One of the prime motivations for Microsoft doing its IronRuby and IronPython work is as embedable languages in existing CLR applications. When I read that I was sort of underwhelmed, expecting some really hairy communication mechanisms like com interop. Boy, I was wrong.

The general idea is each dynamic language implements a ScriptEngine, which is used by the DLR hosting framework. Because it is interface based, you can work with any DLR language exactly the same way. This means that by going this route, you get support for ruby, python, scheme, etc. Which is hela-cool.

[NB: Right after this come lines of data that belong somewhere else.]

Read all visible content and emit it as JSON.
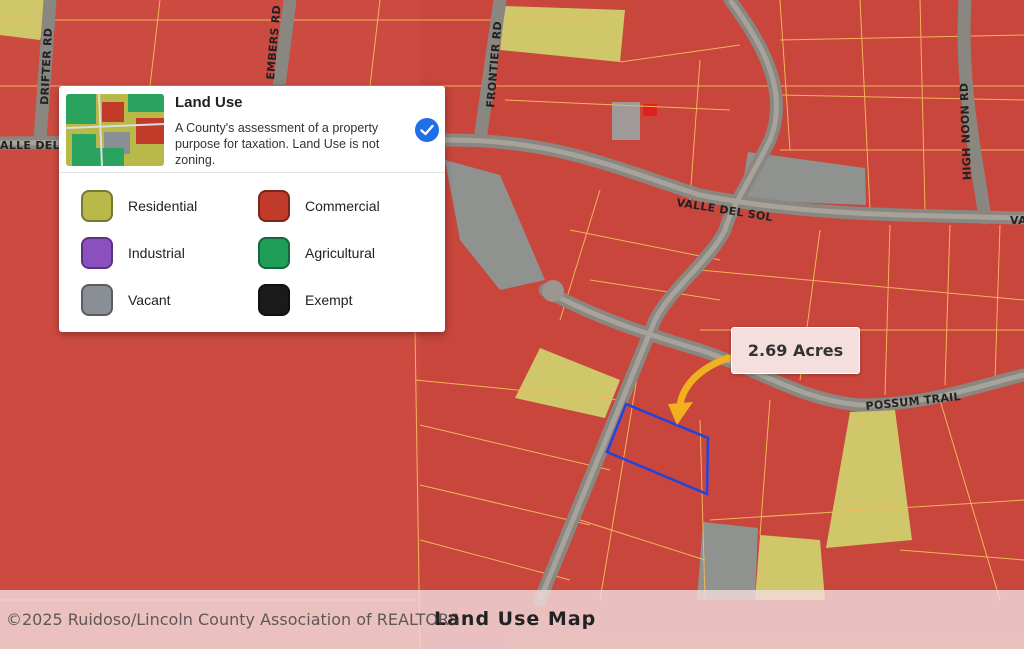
{
  "legend": {
    "title": "Land Use",
    "description": "A County's assessment of a property purpose for taxation. Land Use is not zoning.",
    "selected": true,
    "items": [
      {
        "label": "Residential",
        "color": "#b9b94a"
      },
      {
        "label": "Commercial",
        "color": "#c23a2a"
      },
      {
        "label": "Industrial",
        "color": "#8b4fc0"
      },
      {
        "label": "Agricultural",
        "color": "#1f9e5a"
      },
      {
        "label": "Vacant",
        "color": "#8a8f96"
      },
      {
        "label": "Exempt",
        "color": "#1a1a1a"
      }
    ]
  },
  "map": {
    "roads": [
      "DRIFTER RD",
      "ALLE DEL SO",
      "EMBERS RD",
      "FRONTIER RD",
      "HIGH NOON RD",
      "VALLE DEL SOL",
      "VA",
      "POSSUM TRAIL"
    ],
    "callout": "2.69 Acres",
    "colors": {
      "commercial_overlay": "#d0463b",
      "residential_overlay": "#c9c66a",
      "vacant_overlay": "#8f928f",
      "parcel_lines": "#f2b458",
      "subject_outline": "#2244dd",
      "arrow": "#f0b020"
    }
  },
  "footer": {
    "title": "Land Use Map",
    "copyright": "©2025 Ruidoso/Lincoln County Association of REALTORS"
  }
}
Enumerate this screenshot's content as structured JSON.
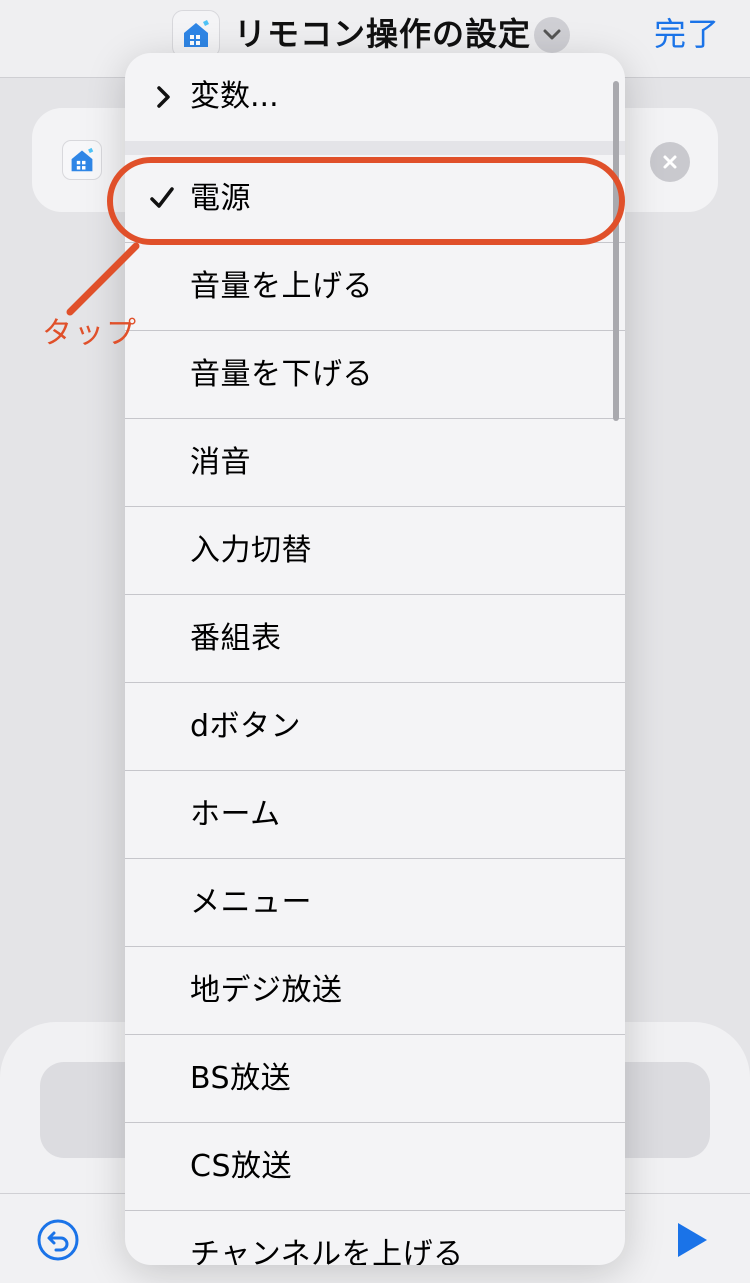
{
  "header": {
    "title": "リモコン操作の設定",
    "done_label": "完了",
    "app_icon": "home-app-icon",
    "chevron_icon": "chevron-down-icon"
  },
  "background_card": {
    "app_icon": "home-app-icon",
    "close_icon": "close-icon"
  },
  "menu": {
    "variables_label": "変数...",
    "items": [
      {
        "label": "電源",
        "checked": true
      },
      {
        "label": "音量を上げる",
        "checked": false
      },
      {
        "label": "音量を下げる",
        "checked": false
      },
      {
        "label": "消音",
        "checked": false
      },
      {
        "label": "入力切替",
        "checked": false
      },
      {
        "label": "番組表",
        "checked": false
      },
      {
        "label": "dボタン",
        "checked": false
      },
      {
        "label": "ホーム",
        "checked": false
      },
      {
        "label": "メニュー",
        "checked": false
      },
      {
        "label": "地デジ放送",
        "checked": false
      },
      {
        "label": "BS放送",
        "checked": false
      },
      {
        "label": "CS放送",
        "checked": false
      },
      {
        "label": "チャンネルを上げる",
        "checked": false
      }
    ]
  },
  "annotation": {
    "text": "タップ",
    "color": "#e0502a"
  },
  "toolbar": {
    "undo_icon": "undo-icon",
    "play_icon": "play-icon"
  },
  "colors": {
    "accent": "#1a73e8",
    "annotation": "#e0502a"
  }
}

From the hosting application point of view, what you need is a ScriptRuntime (which takes a ScriptEngine). The runtime will then be able to give you a ScriptScope object, which is basically the bride that you use to communicate with the hosted script. You can register assemblies or objects with the scope, and those values become accessable from the hosted script. By the same tolken, the hosted script can register values, that can then be read from the hosting application.

Something like this

var csharp_var = "I am set from C# land";
var ruby = "csharp_land = :ruby_ftw.to_s"; // my odd ruby example

var runtime = new ScriptRuntime("rb");
var scope = runtime.CreateScope();

scope.SetVariable("csharp_land", csharp_var) 
// expose the c# variable to hosted ruby

Console.WriteLine("Before script execution: " + csharp_var); 
// Before script execution: I am set from C# land
runtime.Execute(ruby, scope);
Console.WriteLine("After script execution: " + csharp_var); 
// After script execution: ruby_ftw

Freakin awesome.

Want to expose a library? runtime.LoadAssembly(<Assembly>). Want to get a variable from the script? scope.GetVariable(<name>). You can even get methods defined in the script in to C#, and they will be defined as Actions or Funcs, allowing you to do callbacks.

The thing that I like about this isn't so much that its possible, it is that you can implement it in about 3 lines of extremely straight forward C#. Even things like UI scripting for automated tests becomes trivial, you just expose the base object on each form and you are pretty much done; full access to the code at runtime.